Libya is in protracted turmoil three years after the NATO-backed war that ousted Muammar Gaddafi, with Islamist, anti-Islamist, regional and political factions locked in conflict.

The Ansar al-Sharia militant group attacked a camp on Monday belonging to army special forces, residents there said. Forces of a renegade general fighting Islamists later joined the battle, using combat helicopters, they added.

Among the eight dead were at least five soldiers, according to a hospital who asked not to be identified.

Irregular forces loyal to former army general Khalifa Haftar – who wants to purge the North African state of Islamist militants he says the weak central government has failed to control – supported the army as fighting spread to other parts of Benghazi, his spokesman Mohamed al-Hejazi said.
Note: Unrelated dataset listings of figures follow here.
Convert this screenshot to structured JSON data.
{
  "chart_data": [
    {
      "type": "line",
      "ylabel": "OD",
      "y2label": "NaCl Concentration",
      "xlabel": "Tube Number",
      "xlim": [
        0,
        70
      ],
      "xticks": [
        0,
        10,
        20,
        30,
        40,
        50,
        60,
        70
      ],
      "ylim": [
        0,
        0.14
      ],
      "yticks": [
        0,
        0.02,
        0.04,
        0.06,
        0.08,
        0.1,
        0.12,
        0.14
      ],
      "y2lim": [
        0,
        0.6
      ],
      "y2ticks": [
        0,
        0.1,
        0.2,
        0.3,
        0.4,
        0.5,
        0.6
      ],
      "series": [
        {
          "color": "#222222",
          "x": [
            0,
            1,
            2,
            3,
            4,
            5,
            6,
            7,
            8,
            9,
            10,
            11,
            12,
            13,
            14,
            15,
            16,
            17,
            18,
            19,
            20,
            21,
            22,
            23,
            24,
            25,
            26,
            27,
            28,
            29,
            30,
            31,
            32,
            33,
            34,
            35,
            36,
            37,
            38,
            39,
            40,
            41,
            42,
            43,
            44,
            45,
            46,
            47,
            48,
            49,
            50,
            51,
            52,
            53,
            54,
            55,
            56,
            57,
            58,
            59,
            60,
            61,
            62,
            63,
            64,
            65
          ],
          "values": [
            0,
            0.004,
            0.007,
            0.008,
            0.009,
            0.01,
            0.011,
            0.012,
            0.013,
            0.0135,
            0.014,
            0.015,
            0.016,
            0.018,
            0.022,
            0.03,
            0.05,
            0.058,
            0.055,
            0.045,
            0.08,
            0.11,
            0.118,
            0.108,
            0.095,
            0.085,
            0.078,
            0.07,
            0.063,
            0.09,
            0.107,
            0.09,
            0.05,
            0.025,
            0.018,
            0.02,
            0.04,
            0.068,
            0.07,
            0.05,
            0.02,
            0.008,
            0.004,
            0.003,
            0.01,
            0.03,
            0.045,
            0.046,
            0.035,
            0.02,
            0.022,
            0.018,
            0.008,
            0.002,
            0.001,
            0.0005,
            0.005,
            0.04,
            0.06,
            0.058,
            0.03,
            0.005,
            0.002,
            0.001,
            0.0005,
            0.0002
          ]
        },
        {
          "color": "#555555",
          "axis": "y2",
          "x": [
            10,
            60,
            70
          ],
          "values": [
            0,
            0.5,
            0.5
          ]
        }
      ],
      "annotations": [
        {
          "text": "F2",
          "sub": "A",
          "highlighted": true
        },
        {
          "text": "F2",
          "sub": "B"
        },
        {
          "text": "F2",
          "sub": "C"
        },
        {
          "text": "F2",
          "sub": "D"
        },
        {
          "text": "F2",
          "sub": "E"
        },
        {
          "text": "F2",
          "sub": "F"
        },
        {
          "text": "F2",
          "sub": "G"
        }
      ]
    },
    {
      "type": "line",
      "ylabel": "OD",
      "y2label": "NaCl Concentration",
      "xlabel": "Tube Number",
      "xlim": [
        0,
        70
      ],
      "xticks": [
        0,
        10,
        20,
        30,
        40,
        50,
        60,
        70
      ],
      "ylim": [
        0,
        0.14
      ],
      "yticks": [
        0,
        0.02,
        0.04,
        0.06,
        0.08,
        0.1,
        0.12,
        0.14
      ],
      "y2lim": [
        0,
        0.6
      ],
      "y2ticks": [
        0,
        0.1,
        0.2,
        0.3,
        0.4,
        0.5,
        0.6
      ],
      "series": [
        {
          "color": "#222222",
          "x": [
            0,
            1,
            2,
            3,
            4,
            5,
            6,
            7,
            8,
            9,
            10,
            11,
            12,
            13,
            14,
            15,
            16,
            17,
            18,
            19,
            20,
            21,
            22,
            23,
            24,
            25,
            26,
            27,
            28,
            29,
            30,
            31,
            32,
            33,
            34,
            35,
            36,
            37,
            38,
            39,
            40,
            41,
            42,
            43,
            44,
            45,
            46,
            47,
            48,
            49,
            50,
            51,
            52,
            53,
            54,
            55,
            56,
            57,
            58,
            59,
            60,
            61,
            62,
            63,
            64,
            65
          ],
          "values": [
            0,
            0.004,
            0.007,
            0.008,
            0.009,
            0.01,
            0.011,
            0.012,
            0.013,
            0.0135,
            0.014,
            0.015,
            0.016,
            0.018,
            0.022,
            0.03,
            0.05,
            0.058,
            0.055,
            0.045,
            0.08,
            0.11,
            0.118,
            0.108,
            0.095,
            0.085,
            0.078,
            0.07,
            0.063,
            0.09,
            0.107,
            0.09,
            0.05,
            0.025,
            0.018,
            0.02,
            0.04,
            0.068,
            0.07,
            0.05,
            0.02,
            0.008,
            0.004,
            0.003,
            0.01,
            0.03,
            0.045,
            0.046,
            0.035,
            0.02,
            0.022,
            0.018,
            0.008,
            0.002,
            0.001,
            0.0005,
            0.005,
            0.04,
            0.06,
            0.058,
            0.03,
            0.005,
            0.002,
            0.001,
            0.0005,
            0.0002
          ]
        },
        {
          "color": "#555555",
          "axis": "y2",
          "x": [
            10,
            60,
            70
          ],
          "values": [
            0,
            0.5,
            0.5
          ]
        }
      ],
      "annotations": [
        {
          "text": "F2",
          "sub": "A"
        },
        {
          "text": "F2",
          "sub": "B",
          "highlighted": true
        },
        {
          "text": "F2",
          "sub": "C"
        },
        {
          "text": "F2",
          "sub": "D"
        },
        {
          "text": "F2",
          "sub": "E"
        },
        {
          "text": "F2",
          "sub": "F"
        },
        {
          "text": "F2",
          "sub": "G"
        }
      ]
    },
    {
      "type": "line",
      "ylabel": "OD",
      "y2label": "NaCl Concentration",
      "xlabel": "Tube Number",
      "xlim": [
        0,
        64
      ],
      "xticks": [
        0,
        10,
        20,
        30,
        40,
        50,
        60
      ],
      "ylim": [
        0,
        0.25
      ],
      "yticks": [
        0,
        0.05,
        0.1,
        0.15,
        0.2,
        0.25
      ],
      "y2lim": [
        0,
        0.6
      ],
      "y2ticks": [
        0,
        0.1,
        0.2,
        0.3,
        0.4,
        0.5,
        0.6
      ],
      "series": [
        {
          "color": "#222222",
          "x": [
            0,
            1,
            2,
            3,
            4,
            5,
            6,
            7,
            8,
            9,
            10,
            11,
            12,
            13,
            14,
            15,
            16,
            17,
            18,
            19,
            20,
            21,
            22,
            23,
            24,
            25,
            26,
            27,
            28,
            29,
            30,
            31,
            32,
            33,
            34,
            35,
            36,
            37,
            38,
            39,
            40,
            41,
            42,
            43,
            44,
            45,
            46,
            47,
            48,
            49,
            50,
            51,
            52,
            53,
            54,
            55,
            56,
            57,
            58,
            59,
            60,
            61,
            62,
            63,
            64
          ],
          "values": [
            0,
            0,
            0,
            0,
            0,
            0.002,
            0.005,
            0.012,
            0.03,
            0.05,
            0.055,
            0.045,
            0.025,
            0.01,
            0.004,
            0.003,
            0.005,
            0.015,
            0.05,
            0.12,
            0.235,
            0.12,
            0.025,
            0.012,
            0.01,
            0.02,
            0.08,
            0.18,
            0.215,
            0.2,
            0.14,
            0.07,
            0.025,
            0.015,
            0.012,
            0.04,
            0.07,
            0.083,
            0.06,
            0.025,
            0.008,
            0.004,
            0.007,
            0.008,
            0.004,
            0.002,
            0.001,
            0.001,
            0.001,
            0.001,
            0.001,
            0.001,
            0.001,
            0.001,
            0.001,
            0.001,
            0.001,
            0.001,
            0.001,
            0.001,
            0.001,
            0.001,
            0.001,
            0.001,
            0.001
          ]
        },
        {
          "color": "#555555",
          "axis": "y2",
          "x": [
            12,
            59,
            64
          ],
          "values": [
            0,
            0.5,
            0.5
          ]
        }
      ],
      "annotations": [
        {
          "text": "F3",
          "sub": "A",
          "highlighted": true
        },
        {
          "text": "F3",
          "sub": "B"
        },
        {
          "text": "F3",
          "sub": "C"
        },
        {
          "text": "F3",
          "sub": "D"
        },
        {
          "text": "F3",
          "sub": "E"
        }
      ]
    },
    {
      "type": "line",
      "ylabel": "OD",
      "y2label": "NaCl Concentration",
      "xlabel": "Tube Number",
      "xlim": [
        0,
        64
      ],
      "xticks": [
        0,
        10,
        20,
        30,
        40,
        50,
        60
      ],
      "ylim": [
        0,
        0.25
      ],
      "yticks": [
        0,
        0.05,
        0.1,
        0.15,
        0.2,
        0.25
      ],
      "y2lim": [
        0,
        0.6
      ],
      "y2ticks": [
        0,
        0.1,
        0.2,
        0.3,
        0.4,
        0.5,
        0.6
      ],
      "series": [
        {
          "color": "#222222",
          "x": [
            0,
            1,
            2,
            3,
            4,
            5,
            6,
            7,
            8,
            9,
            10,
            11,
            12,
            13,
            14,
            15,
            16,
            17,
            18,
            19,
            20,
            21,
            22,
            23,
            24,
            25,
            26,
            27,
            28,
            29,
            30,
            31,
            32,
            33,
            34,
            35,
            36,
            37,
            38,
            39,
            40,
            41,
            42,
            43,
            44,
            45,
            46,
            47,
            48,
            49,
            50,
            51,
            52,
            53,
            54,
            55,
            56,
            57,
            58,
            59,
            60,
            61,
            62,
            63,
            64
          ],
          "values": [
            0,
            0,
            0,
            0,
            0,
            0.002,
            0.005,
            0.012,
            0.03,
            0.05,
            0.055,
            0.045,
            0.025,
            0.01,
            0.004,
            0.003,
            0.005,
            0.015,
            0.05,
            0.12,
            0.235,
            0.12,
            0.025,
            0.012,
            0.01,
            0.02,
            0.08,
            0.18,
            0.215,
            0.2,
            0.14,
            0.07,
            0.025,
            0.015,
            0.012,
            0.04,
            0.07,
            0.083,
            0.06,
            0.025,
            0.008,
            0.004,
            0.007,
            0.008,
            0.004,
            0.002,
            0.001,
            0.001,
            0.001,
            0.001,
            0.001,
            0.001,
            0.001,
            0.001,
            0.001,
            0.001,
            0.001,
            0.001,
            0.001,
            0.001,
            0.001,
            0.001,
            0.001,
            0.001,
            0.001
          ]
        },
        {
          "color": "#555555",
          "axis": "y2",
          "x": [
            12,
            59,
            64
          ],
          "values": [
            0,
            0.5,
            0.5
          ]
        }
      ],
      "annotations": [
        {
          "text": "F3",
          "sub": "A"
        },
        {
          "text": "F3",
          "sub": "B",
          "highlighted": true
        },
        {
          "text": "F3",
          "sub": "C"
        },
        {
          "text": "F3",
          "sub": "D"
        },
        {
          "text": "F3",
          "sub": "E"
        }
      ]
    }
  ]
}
Helicopters took off from Benghazi’s Benina air base, where regular military units have joined Haftar’s campaign which began last month, residents said.

The government, rival militia brigades and political factions have rejected Haftar’s offensive against militants as an attempted coup, after his forces also stormed parliament a week ago.

Ansar al-Sharia, listed as a terrorist group by Washington, warned the United States last week against interfering in Libya’s crisis and accused Washington of backing Haftar.

Gaddafi’s one-man rule, followed by three years of unrest, have left Libya with few functioning institutions and no real national army to impose authority on the competing militias and brigades of former rebels who have become power-brokers.

The acting prime minister, Abdullah Al-Thinni, refused on Wednesday to hand over power to a newly elected premier. The OPEC oil producer now has two prime ministers and a parliament deadlocked by splits between factions.